LE QUOTIDIEN : Le centre hépatobiliaire de l'hôpital Paul Brousse est le plus gros centre de transplantation du foie en France, - avec 170 greffes cette année -, et l'un des trois principaux en Europe. Existe-t-il une pénurie de greffons hépatiques en France ?
Pr DIDIER SAMUEL : Il existe une pénurie car il y a plus d'inscrits que de transplantés. Pour la quantifier, tout dépend où est placé le curseur. Il y a une forme d'autorégulation, car on s'adapte en fonction de ce qu'on peut faire et de l'évolution de la médecine.
Pour la majorité des carcinomes hépatocellulaires (CHC), le meilleur traitement théorique c'est la greffe hépatique qui permet d'obtenir les meilleurs résultats en termes de survie et de survie sans récidive. C'est un domaine en évolution permanente et nous affinons de plus en plus les critères de transplantabilité via des scores qui tiennent compte de la taille et du nombre de nodules et du taux d'AFP. Le score MELD évalue surtout la fonction hépatique (et rénale) du patient.
La pénurie réelle n'est pas reflétée par l'inscription sur la liste d'attente. La vision des médecins n'est pas la même partout. Ici à l'hôpital Paul Brousse, pour chaque patient, on se pose la question de savoir s'il sera un jour candidat à la greffe. On ne peut pas faire de l'hépatologie sans penser à la greffe. Dans beaucoup de centres, on ne se pose pas la question et beaucoup de patients ne sont pas inscrits.
Pour la cirrhose alcoolique, souvent considérée comme « une maladie auto-infligée », il est nécessaire d'avoir une vision plus positive des choses. Beaucoup de cirrhotiques s'arrêtent de boire. Le programme doit être global incluant le traitement de la maladie du foie et le traitement de la dépendance à l'alcool. L'approche ne peut pas être purement ponctuelle. Aujourd'hui, moins de 5 % des cirrhotiques hospitalisés en réanimation accèdent à la transplantation, ce taux doit être amélioré.
Quels sont les paramètres qui font que la greffe est prioritaire dans votre centre ?
La greffe est un axe prioritaire à Paul Brousse, ce qui n'est pas forcément le cas ailleurs. Cela permet d'absorber la lourdeur logistique, car la greffe mobilise beaucoup d'énergie et de moyens humains.

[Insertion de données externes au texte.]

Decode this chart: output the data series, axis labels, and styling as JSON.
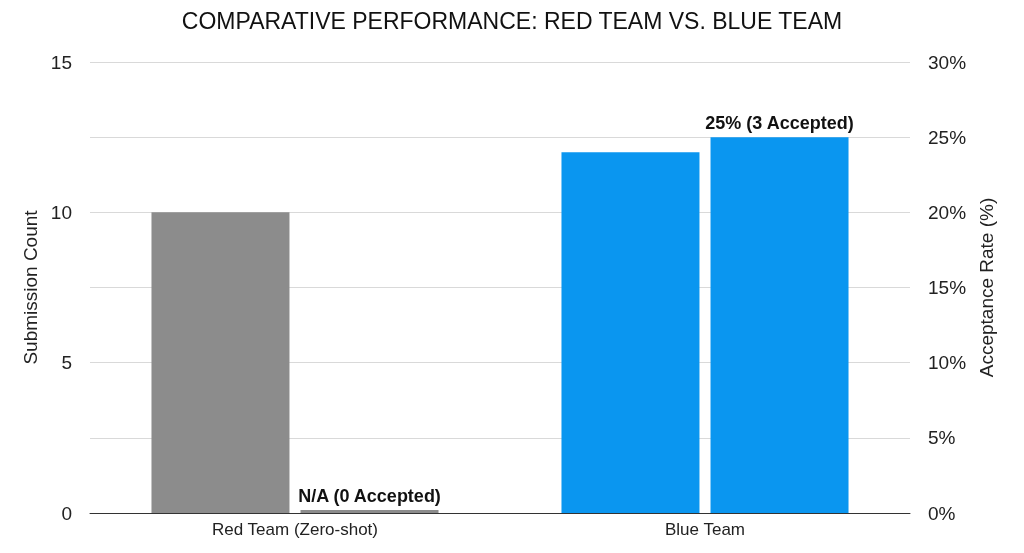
{
  "chart_data": {
    "type": "bar",
    "title": "COMPARATIVE PERFORMANCE: RED TEAM VS. BLUE TEAM",
    "categories": [
      "Red Team (Zero-shot)",
      "Blue Team"
    ],
    "ylabel": "Submission Count",
    "y2label": "Acceptance Rate (%)",
    "series": [
      {
        "colors": [
          "#8c8c8c",
          "#0a96f0"
        ],
        "values": [
          10,
          12
        ]
      },
      {
        "colors": [
          "#8c8c8c",
          "#0a96f0"
        ],
        "values": [
          0,
          25
        ],
        "axis": "y2",
        "value_labels": [
          "N/A (0 Accepted)",
          "25% (3 Accepted)"
        ]
      }
    ],
    "ylim": [
      0,
      15
    ],
    "yticks": [
      0,
      5,
      10,
      15
    ],
    "y2lim": [
      0,
      30
    ],
    "y2ticks": [
      {
        "value": 0,
        "label": "0%"
      },
      {
        "value": 5,
        "label": "5%"
      },
      {
        "value": 10,
        "label": "10%"
      },
      {
        "value": 15,
        "label": "15%"
      },
      {
        "value": 20,
        "label": "20%"
      },
      {
        "value": 25,
        "label": "25%"
      },
      {
        "value": 30,
        "label": "30%"
      }
    ],
    "grid": true
  }
}
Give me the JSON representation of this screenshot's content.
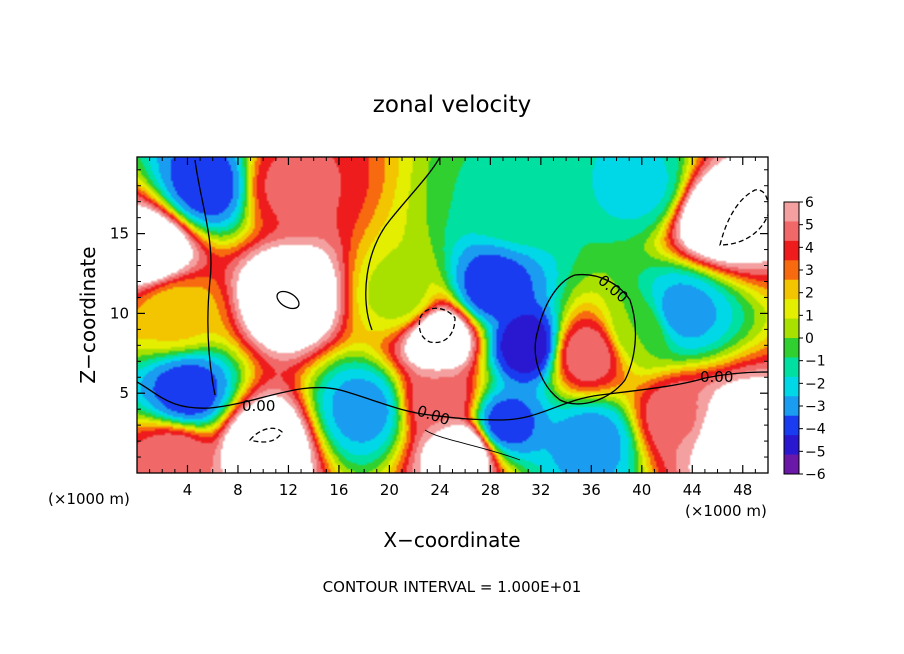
{
  "chart_data": {
    "type": "heatmap",
    "title": "zonal velocity",
    "xlabel": "X−coordinate",
    "ylabel": "Z−coordinate",
    "x_unit_left": "(×1000 m)",
    "x_unit_right": "(×1000 m)",
    "xlim": [
      0,
      50
    ],
    "ylim": [
      0,
      19.8
    ],
    "x_ticks": [
      4,
      8,
      12,
      16,
      20,
      24,
      28,
      32,
      36,
      40,
      44,
      48
    ],
    "y_ticks": [
      5,
      10,
      15
    ],
    "colorbar": {
      "labels": [
        "6",
        "5",
        "4",
        "3",
        "2",
        "1",
        "0",
        "−1",
        "−2",
        "−3",
        "−4",
        "−5",
        "−6"
      ],
      "values": [
        6,
        5,
        4,
        3,
        2,
        1,
        0,
        -1,
        -2,
        -3,
        -4,
        -5,
        -6
      ],
      "colors": [
        "#f4a0a0",
        "#f06868",
        "#ee1c1c",
        "#f76a10",
        "#f3c400",
        "#e4ee00",
        "#a8e000",
        "#30d030",
        "#00e0a0",
        "#00d8e8",
        "#1a9cf0",
        "#1a3cf0",
        "#2a18d0",
        "#6a18a8"
      ]
    },
    "contour_labels": [
      "0.00",
      "0.00",
      "0.00",
      "0.00"
    ],
    "footer": "CONTOUR INTERVAL = 1.000E+01",
    "features": [
      {
        "x": 12,
        "z": 11,
        "value": 8
      },
      {
        "x": 24,
        "z": 8.5,
        "value": 8
      },
      {
        "x": 35.5,
        "z": 7.5,
        "value": 5
      },
      {
        "x": 46,
        "z": 16,
        "value": 8
      },
      {
        "x": 47,
        "z": 2.5,
        "value": 8
      },
      {
        "x": 10,
        "z": 1.8,
        "value": 8
      },
      {
        "x": 26,
        "z": 1.5,
        "value": 8
      },
      {
        "x": 1,
        "z": 14,
        "value": 8
      },
      {
        "x": 3,
        "z": 1,
        "value": 5
      },
      {
        "x": 12,
        "z": 18,
        "value": 4.5
      },
      {
        "x": 24,
        "z": 4.5,
        "value": 5
      },
      {
        "x": 43,
        "z": 3.5,
        "value": 5
      },
      {
        "x": 21,
        "z": 11,
        "value": 0.5
      },
      {
        "x": 30,
        "z": 17,
        "value": -1
      },
      {
        "x": 40,
        "z": 9,
        "value": 0
      },
      {
        "x": 29,
        "z": 3,
        "value": -4
      },
      {
        "x": 18,
        "z": 4,
        "value": -3
      },
      {
        "x": 4,
        "z": 5,
        "value": -4
      },
      {
        "x": 3,
        "z": 10,
        "value": 2
      },
      {
        "x": 5.5,
        "z": 18,
        "value": -4
      },
      {
        "x": 43,
        "z": 10,
        "value": -3
      },
      {
        "x": 40,
        "z": 18,
        "value": -2
      },
      {
        "x": 31,
        "z": 8,
        "value": -5
      },
      {
        "x": 36,
        "z": 2,
        "value": -3
      },
      {
        "x": 28,
        "z": 11.5,
        "value": -4
      }
    ]
  }
}
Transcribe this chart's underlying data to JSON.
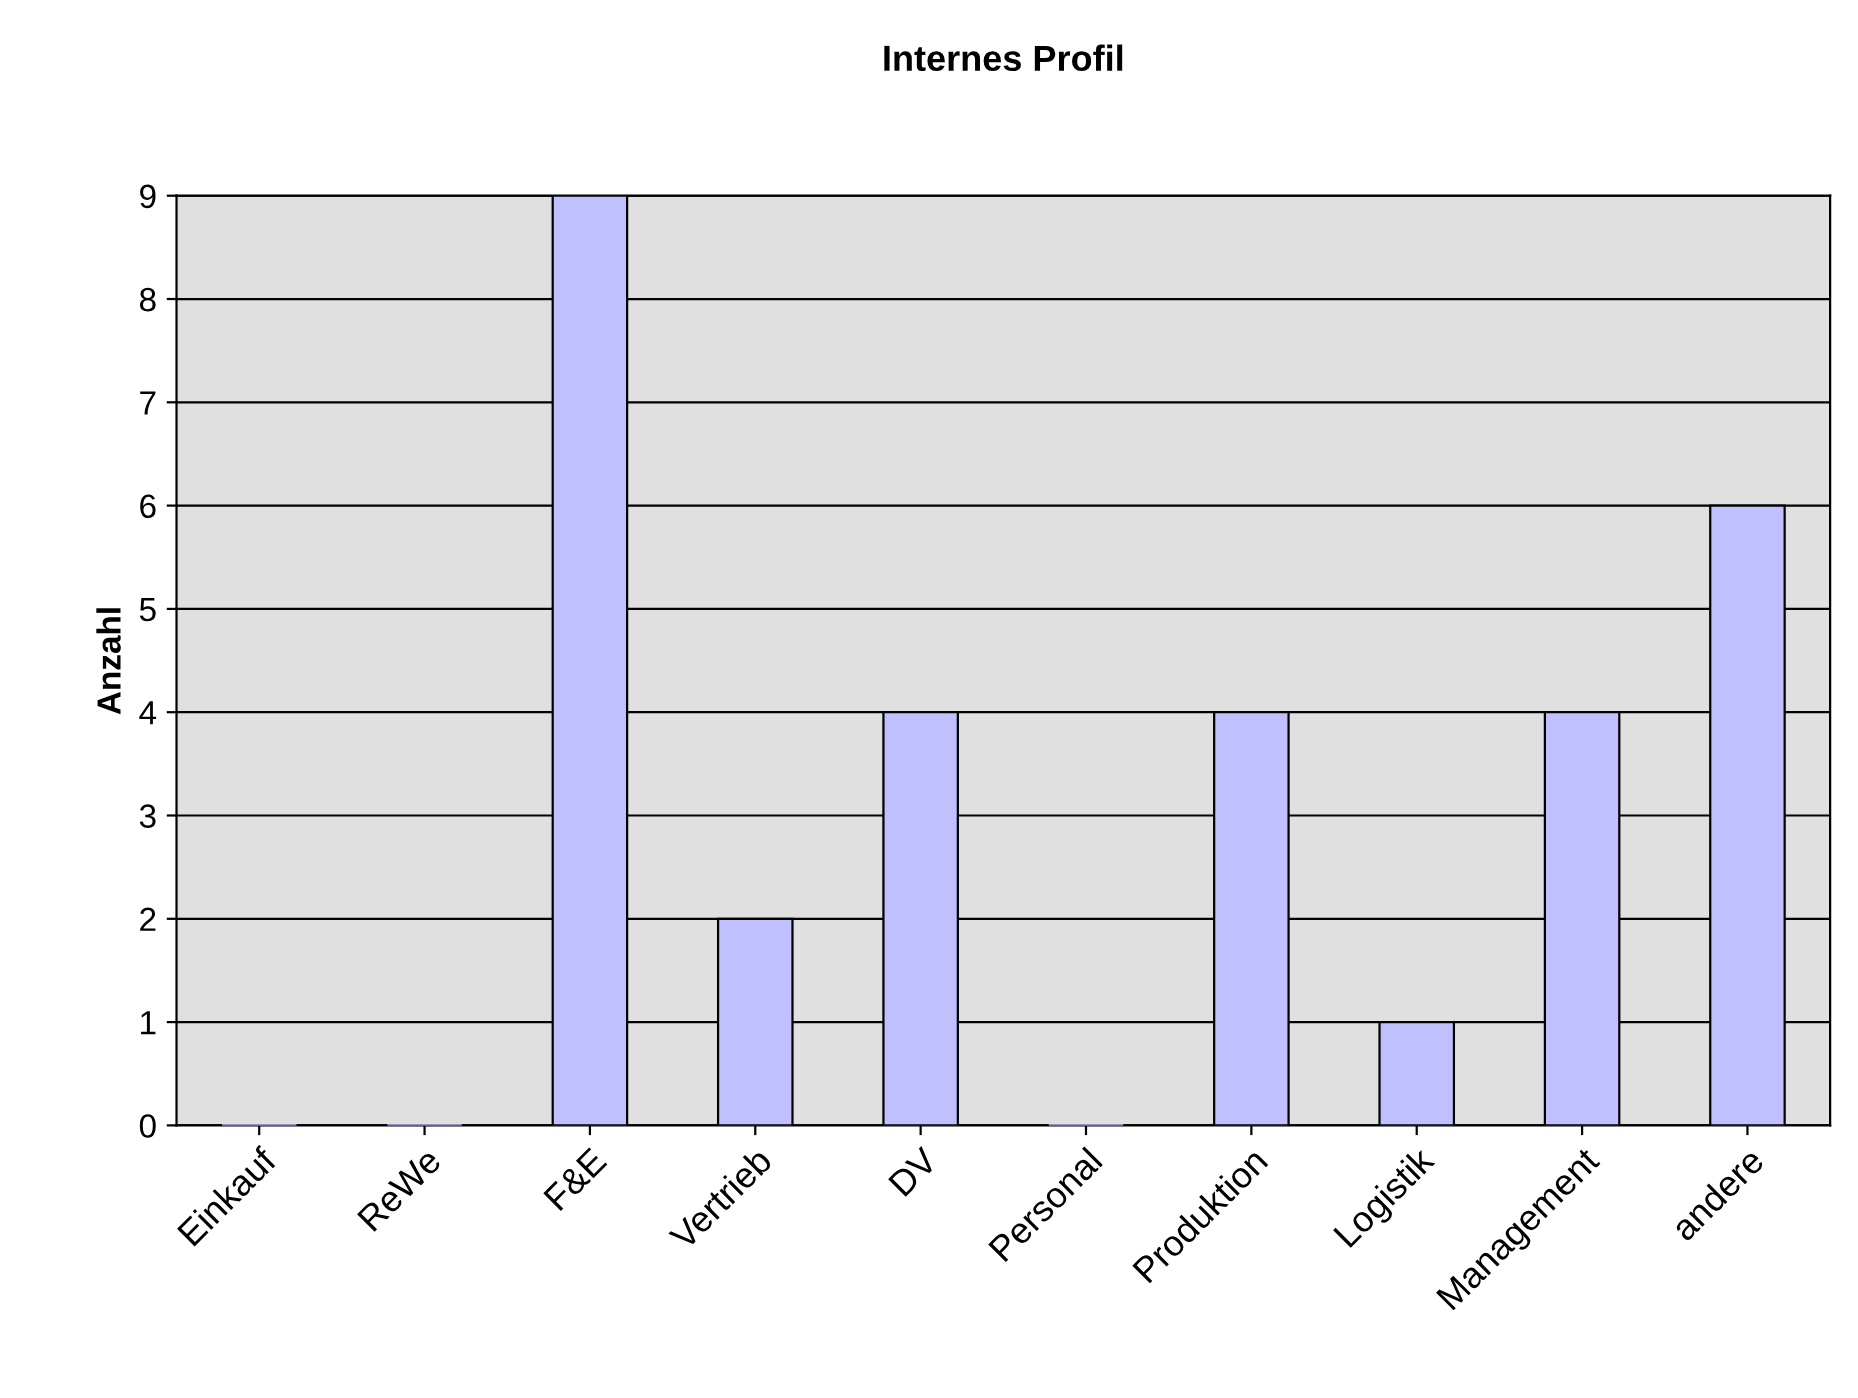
{
  "chart_data": {
    "type": "bar",
    "title": "Internes Profil",
    "ylabel": "Anzahl",
    "categories": [
      "Einkauf",
      "ReWe",
      "F&E",
      "Vertrieb",
      "DV",
      "Personal",
      "Produktion",
      "Logistik",
      "Management",
      "andere"
    ],
    "values": [
      0,
      0,
      9,
      2,
      4,
      0,
      4,
      1,
      4,
      6
    ],
    "color": "#c0c0ff",
    "ylim": [
      0,
      9
    ],
    "yticks": [
      0,
      1,
      2,
      3,
      4,
      5,
      6,
      7,
      8,
      9
    ],
    "grid": "y",
    "legend": false
  }
}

Même si l'activité n'est pas régulière car non programmée, un centre de greffe doit être ouvert tout le temps, pour qu'il n'y ait pas de perte de chance. L'accessibilité au bloc doit pouvoir être assurée en permanence. Pour un prélèvement, souvent la nuit, cela sous-entend que deux équipes chirurgicales soient mobilisées : l'une qui se déplace pour prélever le greffon et l'autre qui commence la greffe.
Maastricht 3, dons vivants, greffons marginaux, machines, quelles stratégies sont mises en place aujourd'hui pour faire face à la pénurie de greffons hépatiques ?
Les prélèvements Maastricht III, c'est-à-dire chez des donneurs en arrêt circulatoire après arrêt des soins, existent depuis 2016. Les résultats sont bons, c'est encourageant. Malgré tout, l'activité a du mal à se développer en France par rapport à d'autres pays comme la Grande-Bretagne. Sur les 2-3 dernières années, le nombre a peu augmenté en valeur absolue. À Paul Brousse, cela représente moins de 5 % des greffes.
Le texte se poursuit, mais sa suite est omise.